Setter faisait référence au meurtre des otages Hersh Goldberg-Polin, 23 ans, Eden Yerushalmi, 24 ans, Ori Danino, 25 ans, Almog Sarusi, 25 ans, Alex Lubnov, 32 ans et Carmel Gat, 40 ans.
« Vous dites : ‘Voilà le prix [à payer pour avoir raté une opportunité].’ C’est très, très concret et c’est très douloureux », a-t-il ajouté.
Après la diffusion, samedi soir, de l’interview de Setter par la chaîne N12, le cabinet du Premier ministre a réagi par une déclaration alléguant que « des hauts responsables de l’équipe de négociation affirment que Setter ment », ajoutant que l’homme avait divulgué à plusieurs reprises des détails de réunions dans le but de nuire à la réputation de Netanyahu.
Le bureau du Premier ministre a déclaré que ses fuites « avaient nui aux pourparlers, mis en danger nos otages et fait écho à la fausse propagande du Hamas », et qu’elles ont constitué une infraction pénale.
« Comme l’ont déclaré à maintes reprises les hauts responsables de l’administration américaine, le Hamas a refusé de négocier pendant des mois et il a été le seul élément à constituer un obstacle à l’accord », a rappelé le communiqué.
Le bureau du Premier ministre a réfuté qu’il aurait été possible de conclure un accord plus tôt avec le Hamas.

Il a également insisté sur le fait que le groupe terroriste avait précédemment accepté de ne libérer que douze à quatorze otages vivants dans un premier temps, et qu’il avait réclamé de manière répétée le retrait complet de Tsahal de Gaza et la fin de la guerre. Il a également indiqué que Setter et d’autres négociateurs avaient dit à Netanyahu qu’il serait impossible de parvenir à un accord s’il présentait des demandes plus strictes.
« Si le Premier ministre n’avait pas insisté, au moins la moitié des personnes enlevées vivantes n’auraient pas été libérées lors de la première phase », a fait valoir le bureau du Premier ministre.
Setter a déclaré, comme plusieurs autres responsables l’ont fait ces dernières semaines, que le cadre de l’accord actuel est en grande partie inchangé par rapport aux grandes lignes qui avaient été proposées en mai 2024, avec l’aval d’Israël.
Le Hamas et Israël s’emploient actuellement à respecter la première phase de 42 jours du cessez-le-feu. Les pourparlers concernant la deuxième phase n’ont pas encore commencé, alors qu’ils devaient débuter il y a près de deux semaines, en violation manifeste des termes de l’accord.

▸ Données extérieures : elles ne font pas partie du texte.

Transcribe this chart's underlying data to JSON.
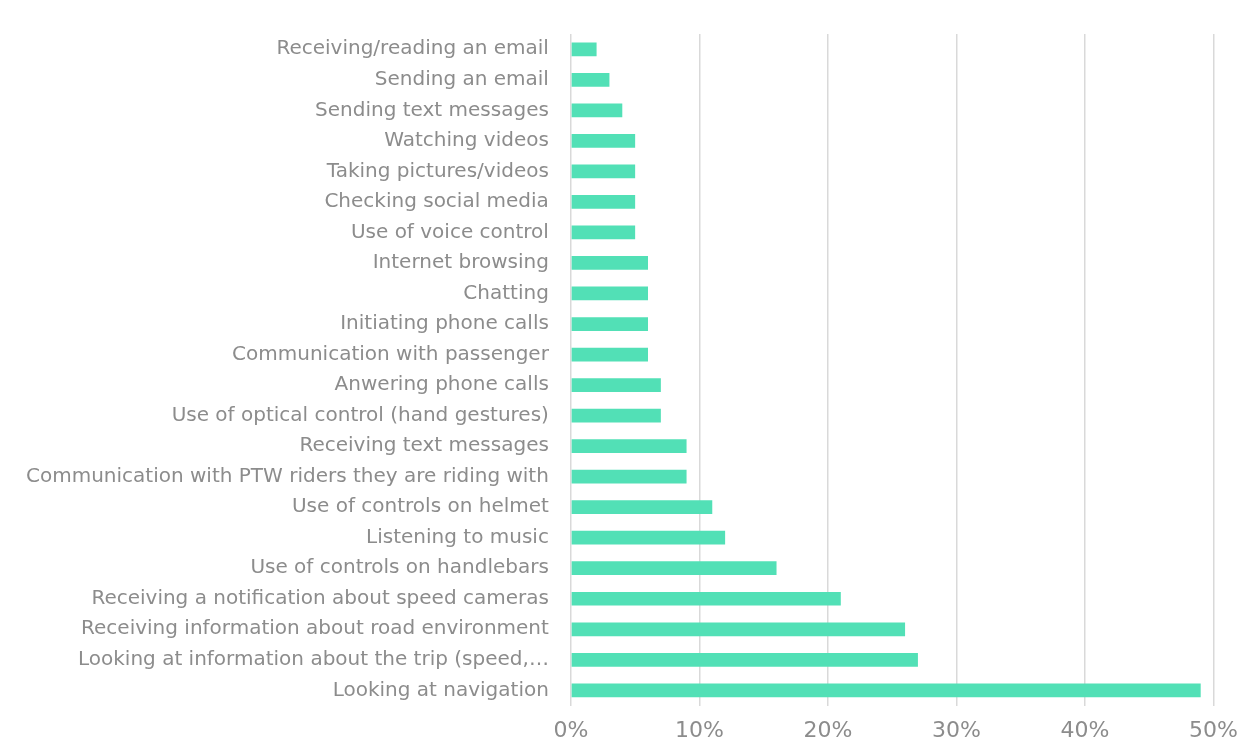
{
  "chart_data": {
    "type": "bar",
    "orientation": "horizontal",
    "categories": [
      "Receiving/reading an email",
      "Sending an email",
      "Sending text messages",
      "Watching videos",
      "Taking pictures/videos",
      "Checking social media",
      "Use of voice control",
      "Internet browsing",
      "Chatting",
      "Initiating phone calls",
      "Communication with passenger",
      "Anwering phone calls",
      "Use of optical control (hand gestures)",
      "Receiving text messages",
      "Communication with PTW riders they are riding with",
      "Use of controls on helmet",
      "Listening to music",
      "Use of controls on handlebars",
      "Receiving a notification about speed cameras",
      "Receiving information about road environment",
      "Looking at information about the trip (speed,…",
      "Looking at navigation"
    ],
    "values": [
      2,
      3,
      4,
      5,
      5,
      5,
      5,
      6,
      6,
      6,
      6,
      7,
      7,
      9,
      9,
      11,
      12,
      16,
      21,
      26,
      27,
      49
    ],
    "color": "#52e0b6",
    "xlim": [
      0,
      50
    ],
    "xticks": [
      {
        "value": 0,
        "label": "0%"
      },
      {
        "value": 10,
        "label": "10%"
      },
      {
        "value": 20,
        "label": "20%"
      },
      {
        "value": 30,
        "label": "30%"
      },
      {
        "value": 40,
        "label": "40%"
      },
      {
        "value": 50,
        "label": "50%"
      }
    ],
    "grid": "x"
  }
}
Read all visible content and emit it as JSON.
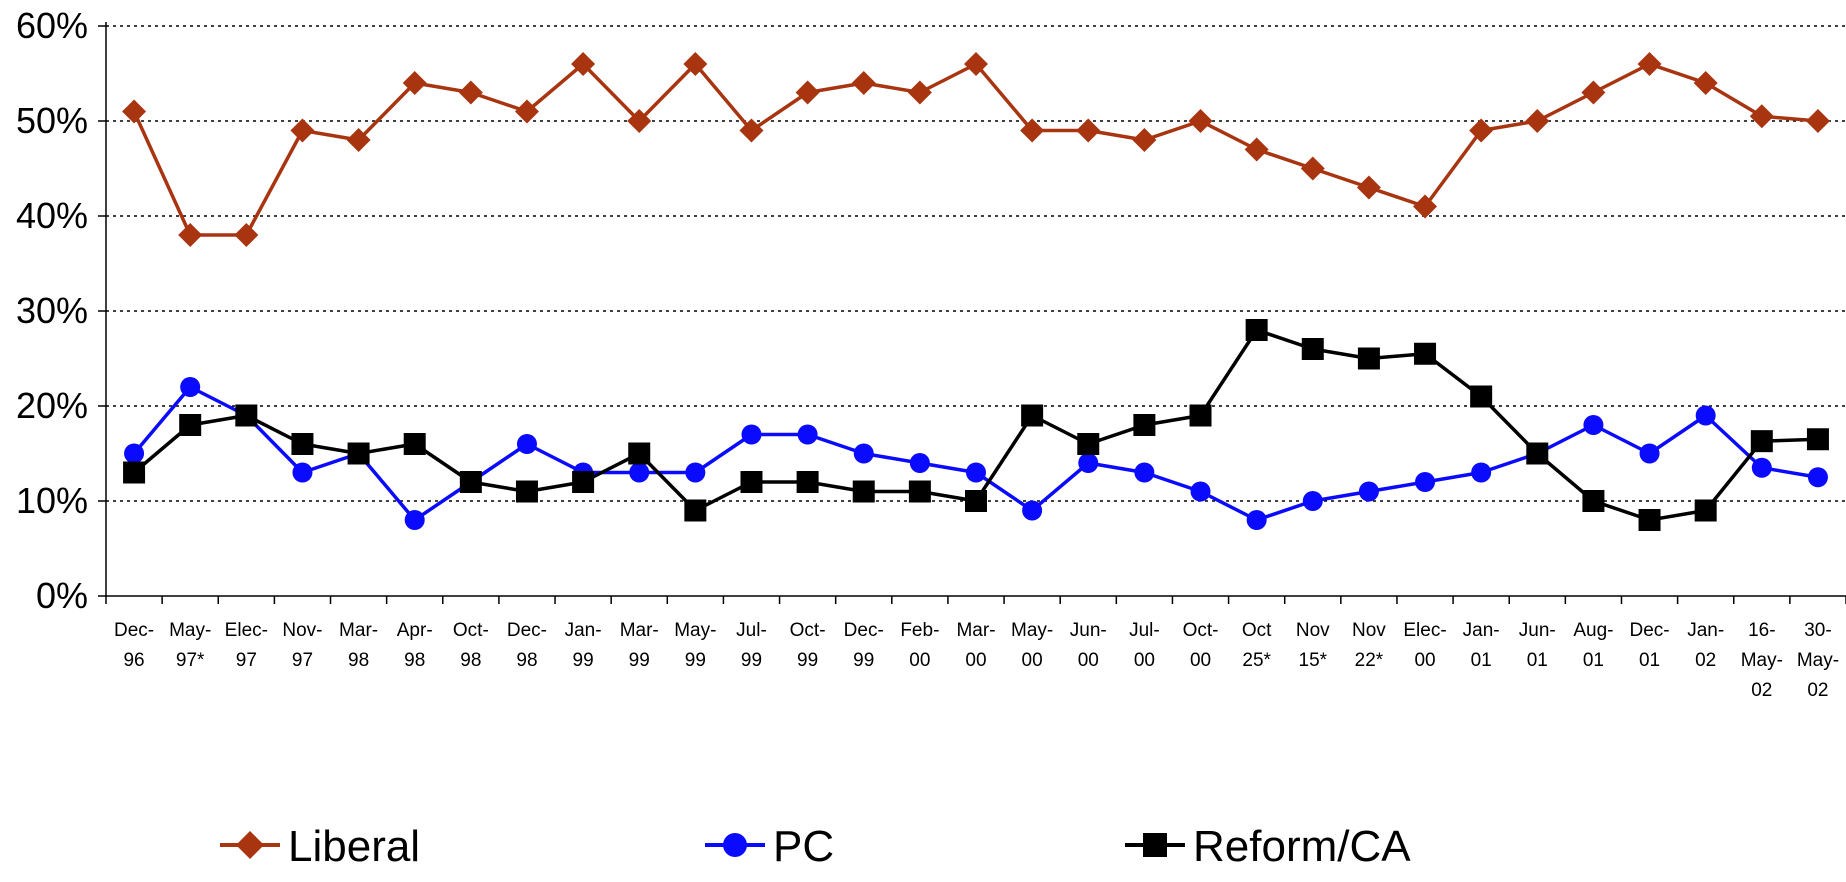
{
  "chart_data": {
    "type": "line",
    "title": "",
    "xlabel": "",
    "ylabel": "",
    "ylim": [
      0,
      60
    ],
    "y_ticks": [
      "0%",
      "10%",
      "20%",
      "30%",
      "40%",
      "50%",
      "60%"
    ],
    "y_tick_values": [
      0,
      10,
      20,
      30,
      40,
      50,
      60
    ],
    "grid": "horizontal dotted",
    "legend_position": "bottom",
    "categories": [
      [
        "Dec-",
        "96"
      ],
      [
        "May-",
        "97*"
      ],
      [
        "Elec-",
        "97"
      ],
      [
        "Nov-",
        "97"
      ],
      [
        "Mar-",
        "98"
      ],
      [
        "Apr-",
        "98"
      ],
      [
        "Oct-",
        "98"
      ],
      [
        "Dec-",
        "98"
      ],
      [
        "Jan-",
        "99"
      ],
      [
        "Mar-",
        "99"
      ],
      [
        "May-",
        "99"
      ],
      [
        "Jul-",
        "99"
      ],
      [
        "Oct-",
        "99"
      ],
      [
        "Dec-",
        "99"
      ],
      [
        "Feb-",
        "00"
      ],
      [
        "Mar-",
        "00"
      ],
      [
        "May-",
        "00"
      ],
      [
        "Jun-",
        "00"
      ],
      [
        "Jul-",
        "00"
      ],
      [
        "Oct-",
        "00"
      ],
      [
        "Oct",
        "25*"
      ],
      [
        "Nov",
        "15*"
      ],
      [
        "Nov",
        "22*"
      ],
      [
        "Elec-",
        "00"
      ],
      [
        "Jan-",
        "01"
      ],
      [
        "Jun-",
        "01"
      ],
      [
        "Aug-",
        "01"
      ],
      [
        "Dec-",
        "01"
      ],
      [
        "Jan-",
        "02"
      ],
      [
        "16-",
        "May-",
        "02"
      ],
      [
        "30-",
        "May-",
        "02"
      ]
    ],
    "series": [
      {
        "name": "Liberal",
        "color": "#a83510",
        "marker": "diamond",
        "values": [
          51,
          38,
          38,
          49,
          48,
          54,
          53,
          51,
          56,
          50,
          56,
          49,
          53,
          54,
          53,
          56,
          49,
          49,
          48,
          50,
          47,
          45,
          43,
          41,
          49,
          50,
          53,
          56,
          54,
          50.5,
          50
        ]
      },
      {
        "name": "PC",
        "color": "#0a0aff",
        "marker": "circle",
        "values": [
          15,
          22,
          19,
          13,
          15,
          8,
          12,
          16,
          13,
          13,
          13,
          17,
          17,
          15,
          14,
          13,
          9,
          14,
          13,
          11,
          8,
          10,
          11,
          12,
          13,
          15,
          18,
          15,
          19,
          13.5,
          12.5
        ]
      },
      {
        "name": "Reform/CA",
        "color": "#000000",
        "marker": "square",
        "values": [
          13,
          18,
          19,
          16,
          15,
          16,
          12,
          11,
          12,
          15,
          9,
          12,
          12,
          11,
          11,
          10,
          19,
          16,
          18,
          19,
          28,
          26,
          25,
          25.5,
          21,
          15,
          10,
          8,
          9,
          16.3,
          16.5
        ]
      }
    ]
  }
}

Setter a précisé qu’il voulait « parler des faits » et il a fait valoir que la mort des otages en captivité et des « souffrances inutiles » auraient pu être évitées, tout en rappelant que le Hamas était le principal responsable de l’arrêt des négociations l’année dernière.
Depuis l’entrée en vigueur de l’accord actuel de cessez-le-feu le 19 janvier, dix-neuf otages israéliens et cinq ressortissants thaïlandais ont été libérés. Quatorze autres otages israéliens, dont six seraient en vie, devraient être libérés au cours des deux dernières semaines de la première phase de 42 jours du cessez-le-feu.
La deuxième phase devrait inclure la libération des otages restants et des discussions sur une fin plus permanente du conflit.
On estime que 70 des 251 otages enlevés par le Hamas le 7 octobre 2023 se trouvent toujours à Gaza, y compris les corps sans vie de 35 otages dont le décès a été confirmé par l’armée israélienne.
Le groupe terroriste avait libéré 105 civils lors d’une trêve d’une semaine à la fin du mois de novembre 2023, et quatre otages avaient été libérées auparavant.
Huit otages vivants ont été secourus par les soldats et les dépouilles de 40 otages ont été récupérées, notamment celles de trois Israéliens qui ont été tués accidentellement par Tsahal.
Le groupe terroriste palestinien détient également deux civils israéliens entrés dans la bande de Gaza en 2014 et 2015, ainsi que le corps d’un soldat de Tsahal tué en 2014. Le corps d’un autre soldat de Tsahal, également tué en 2014, a récemment été récupéré à Gaza lors d’une opération militaire israélienne secrète en janvier.